Diffusion tensor imaging (DTI) is a recently developed MRI technique that can non-invasively measure macroscopic axonal organization in nervous system tissues. With this technique, white matter integrity and fiber connectivity can be evaluated in vivo. Two of the major uses of DTI in the central nervous system are in fiber tracing and quantitative white matter analysis. Our group focuses on developing new methods for analyzing diffusion imaging data and clinical applications of DTI. We have developed a scale-invariant parameterization method by arc-angle for quantitative analysis along the cingulum as an analytical method.This technique can yield a continuous and exact description of any segment of the cingulum and can establish the correspondence in the cinculum between subjects. Through this method, a significant left-greater-than-right asymmetry pattern was obtained in most segments of the cingulum bundle in normal right-handed subjects. A similar method for the quantitative analysis of the pyramidal tract has also been proposed. Clinical applications of DTI in brain development and to neuropsychiatric disorders, such as schizophrenia, Alzheimer disease, depression, multiple scleroses, brain tumors and so on, are also an important part of our work.

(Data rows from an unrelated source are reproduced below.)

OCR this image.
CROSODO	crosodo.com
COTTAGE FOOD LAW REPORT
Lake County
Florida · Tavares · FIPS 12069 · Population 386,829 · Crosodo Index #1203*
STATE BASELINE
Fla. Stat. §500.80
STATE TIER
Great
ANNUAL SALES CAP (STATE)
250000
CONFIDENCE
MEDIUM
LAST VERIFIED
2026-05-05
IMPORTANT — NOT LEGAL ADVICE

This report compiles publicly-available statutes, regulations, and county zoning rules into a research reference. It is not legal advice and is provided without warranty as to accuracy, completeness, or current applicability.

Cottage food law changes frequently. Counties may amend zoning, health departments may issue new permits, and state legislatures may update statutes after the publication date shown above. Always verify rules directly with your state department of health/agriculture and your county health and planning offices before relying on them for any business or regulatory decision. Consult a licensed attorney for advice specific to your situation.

We attempt to investigate normal and pathologic changes in white matter and brain connectivity over the life span, the white matter abnormalities specific to different brain disorders and the correlation between psychiatric symptoms and white matter lesions. A hot issue in our research recently has been the use of DTI to obtain the anatomical network of the cerebral cortex. This has allowed us to characterize the global architecture of the anatomical connection pattern in the human brain.